Le Bubishi n’est pas un manuel à appliquer mécaniquement. C’est un texte initiatique, volontairement fragmentaire, parfois obscur, dont la fonction première est de provoquer l’étude, le questionnement et surtout le travail personnel. Sans un esprit libre, le Bubishi se réduit à une collection de recettes martiales ; avec un esprit libre, il devient un outil de transformation.
Le Bubishi comme texte ouvert, non dogmatique
Le Bubishi ne prescrit presque jamais une forme figée. Il juxtapose aphorismes, dessins, principes médicaux, tactiques de combat, références taoïstes et observations empiriques. Cette hétérogénéité n’est pas une faiblesse : elle oblige le pratiquant à relier, interpréter, expérimenter.
Historiquement, il s’adresse à des pratiquants déjà avancés, capables de lire entre les lignes. Les maîtres d’Okinawa ne l’ont jamais utilisé comme un syllabus, mais comme un miroir : chacun y voyait ce que son niveau, son corps et son esprit lui permettaient de comprendre.
L’étude comme acte martial
Dans l’esprit du Bubishi, étudier n’est pas accumuler des connaissances. Étudier, c’est affiner la perception.
Lire un passage sur la stratégie ou la vitalité interne n’a aucun sens si cela ne se traduit pas par :
une modification de la posture,
une transformation du relâchement,
une amélioration du timing,
une plus grande lucidité émotionnelle en situation de stress.
Le Bubishi valorise l’étude lente, répétée, cyclique. On y revient après des années, et le texte “change” parce que le pratiquant a changé. Cette logique est radicalement opposée à une approche moderne consumériste du savoir martial.

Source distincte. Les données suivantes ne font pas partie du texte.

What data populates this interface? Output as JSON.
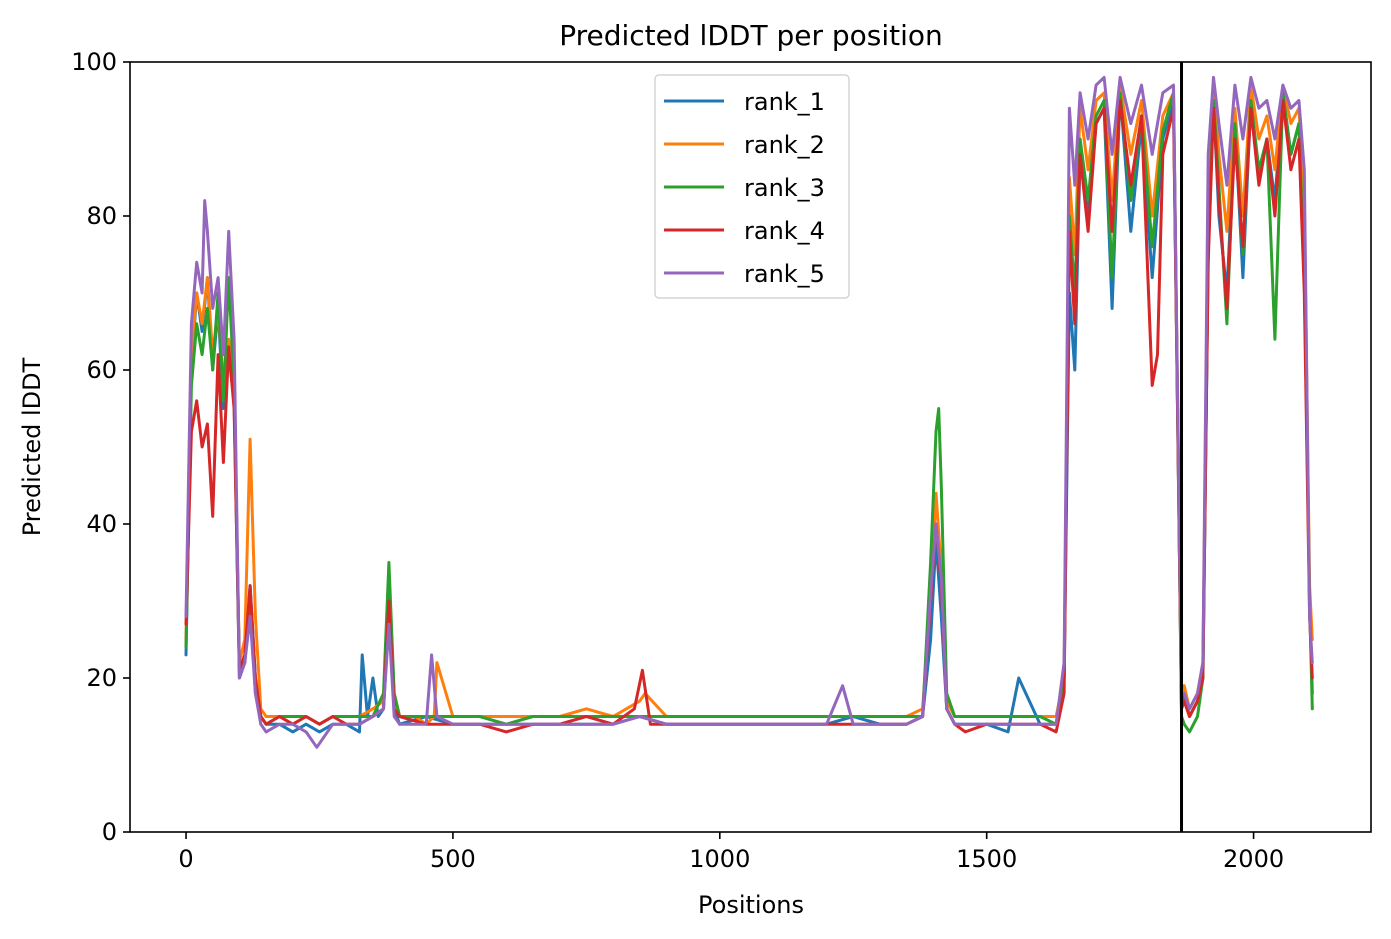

Le travail personnel : au-delà du dojo
Le Bubishi insiste implicitement sur un point fondamental : le progrès réel se fait en dehors du regard du maître.
Le travail personnel comprend :
la répétition consciente (kata, gestes simples, postures),
l’observation fine des sensations internes (ancrage, respiration, chinkuchi, muchimi),
l’auto-correction honnête,
l’intégration du corps dans la vie quotidienne.
Le texte rappelle que la maîtrise ne dépend pas du nombre de techniques connues, mais de la qualité d’incarnation. Un seul mouvement compris en profondeur vaut mieux que cent techniques superficielles.
L’esprit libre : condition de compréhension
Un esprit prisonnier des styles, des grades, des querelles d’écoles ou des certitudes rigides est incapable de comprendre le Bubishi.
L’esprit libre, dans ce contexte, ne signifie pas anarchie ou absence de cadre, mais :
capacité à douter de ce que l’on croit savoir,
aptitude à tester plutôt qu’à croire,
Le Bubishi est profondément influencé par le taoïsme : il valorise l’adaptation, le non-forçage, la compréhension du moment juste. Cela exige un esprit non encombré, capable de laisser tomber une interprétation devenue obsolète.
Transmission indirecte et responsabilité individuelle
Le Bubishi ne “transmet” rien au sens moderne. Il met le pratiquant en responsabilité.
Il n’explique pas tout, volontairement. Ce silence oblige à :
chercher auprès de plusieurs enseignants,
confronter le texte à l’expérience du combat réel,
accepter que certaines choses ne puissent être comprises qu’après des années de pratique corporelle.
C’est une transmission par maturation, non par explication.
Une éthique de liberté et de rigueur
Contrairement à une idée reçue, liberté et rigueur ne s’opposent pas dans le Bubishi. Elles sont indissociables.
La liberté sans travail mène à l’illusion.
Le travail sans liberté mène à la rigidité.
Le Bubishi propose une voie exigeante : discipline du corps, clarté de l’esprit, indépendance intérieure. Il ne cherche pas à fabriquer des exécutants, mais des pratiquants capables de penser, sentir et agir juste, même hors des cadres connus.
Conclusion
Étudier le Bubishi, c’est accepter de ne pas recevoir de réponses toutes faites. C’est entrer dans une relation longue, parfois inconfortable, mais profondément féconde avec sa propre pratique.
Sans esprit libre et sans travail personnel, le Bubishi reste un livre ancien.
Avec ces deux qualités, il devient une boussole intemporelle pour le budō authentique.